2

I am using R and I want to scale some data. The code looks like this:

data <- read.table(file_name, header = TRUE)
rates <- scale(data[8])
mean <- mean(rates)
sd <- sd(rates)

My understanding is that this scale function should scale the data so the mean is 0 and the standard deviation is 1. The standard deviation seems correct but the mean is not 0. What causes this? And what is the solution to making the mean 0? Or am I interpreting something wrong?

  • 7
    Floating point arithmetic isn't exact. https://stats.stackexchange.com/a/525766/22311 The print out says that the mean is less than $2 \times 10^{-16}$ units away from zero. How much closer to zero do you need it to be? – Sycorax Jan 26 '23 at 20:56
  • What is the solution for this. It doesnt make sense to me that everywhere it says that scale makes the mean 0 and this function does not do that. – slipperypete Jan 26 '23 at 21:03
  • 7
    Floating point arithmetic isn't exact & the inexactness of floating point arithmetic can't be fixed. The statement "scale makes the mean zero" means "scale makes the mean a value that is close to 0, relative to the machine precision of floating point representation." You can learn information about floating point arithmetic in its technical standard, IEEE 754. – Sycorax Jan 26 '23 at 21:05
  • 7
    Have you ever computed $1/3$ on a calculator and then multiplied by $3$ to obtain $0.99999999$? According to the laws of arithmetic, the difference between this answer and the original value of $1$ is zero. The calculator thereby "proves" that $0 - 1 - 0.9999999 = 10^{-8}.$ The computer is just a big calculator and is subject to the same breakdown of mathematical laws.
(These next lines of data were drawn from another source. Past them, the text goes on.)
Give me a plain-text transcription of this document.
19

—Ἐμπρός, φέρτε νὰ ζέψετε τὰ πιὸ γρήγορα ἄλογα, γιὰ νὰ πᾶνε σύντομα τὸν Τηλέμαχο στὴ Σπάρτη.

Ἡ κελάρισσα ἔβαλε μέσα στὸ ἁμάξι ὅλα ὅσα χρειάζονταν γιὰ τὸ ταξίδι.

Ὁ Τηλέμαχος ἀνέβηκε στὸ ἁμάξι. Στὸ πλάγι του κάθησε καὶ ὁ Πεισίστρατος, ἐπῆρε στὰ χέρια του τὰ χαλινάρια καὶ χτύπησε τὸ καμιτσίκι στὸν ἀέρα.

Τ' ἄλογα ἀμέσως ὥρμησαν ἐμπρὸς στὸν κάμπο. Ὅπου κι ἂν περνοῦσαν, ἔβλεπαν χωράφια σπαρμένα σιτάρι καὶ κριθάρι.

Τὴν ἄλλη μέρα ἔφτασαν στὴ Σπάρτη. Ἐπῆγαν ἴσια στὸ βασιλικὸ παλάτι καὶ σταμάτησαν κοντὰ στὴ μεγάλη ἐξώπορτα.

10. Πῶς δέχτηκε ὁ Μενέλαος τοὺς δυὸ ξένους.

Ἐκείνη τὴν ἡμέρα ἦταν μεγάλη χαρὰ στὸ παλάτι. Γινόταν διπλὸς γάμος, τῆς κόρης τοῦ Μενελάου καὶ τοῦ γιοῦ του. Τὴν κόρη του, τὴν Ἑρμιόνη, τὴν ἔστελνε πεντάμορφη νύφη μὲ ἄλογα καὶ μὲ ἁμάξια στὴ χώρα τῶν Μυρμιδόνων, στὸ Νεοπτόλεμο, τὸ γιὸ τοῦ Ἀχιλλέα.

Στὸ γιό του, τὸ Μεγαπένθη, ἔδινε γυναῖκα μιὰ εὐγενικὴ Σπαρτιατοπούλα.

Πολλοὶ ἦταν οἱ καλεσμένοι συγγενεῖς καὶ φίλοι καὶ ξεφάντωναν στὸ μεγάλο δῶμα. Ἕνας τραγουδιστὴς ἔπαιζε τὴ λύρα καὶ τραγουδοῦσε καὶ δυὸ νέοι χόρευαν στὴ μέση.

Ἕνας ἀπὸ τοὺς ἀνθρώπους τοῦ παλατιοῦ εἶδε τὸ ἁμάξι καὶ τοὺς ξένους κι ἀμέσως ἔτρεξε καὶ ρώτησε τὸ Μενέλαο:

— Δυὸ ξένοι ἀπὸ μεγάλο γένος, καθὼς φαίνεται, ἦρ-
It is important to understand such things so you can use a computer wisely and well. – whuber Jan 26 '23 at 21:11
  • You should never be reporting your results out from the R terminal anyway. If you were producing values to include in a paper or table, you'd need to use the ?formatC to specify such things as significant figures, rounding rules, etc. – AdamO Jan 26 '23 at 21:14
  • 2
    what do you get if use instead round(mean(x),10) ? – utobi Jan 26 '23 at 21:21
  • 5
  • See What every programmer should know about floating-point arithmetic: https://floating-point-gui.de/ 2. For R specifically see the Note section in ?Comparison. Also see the references in ?Arithmetic
  • – Glen_b Jan 26 '23 at 21:22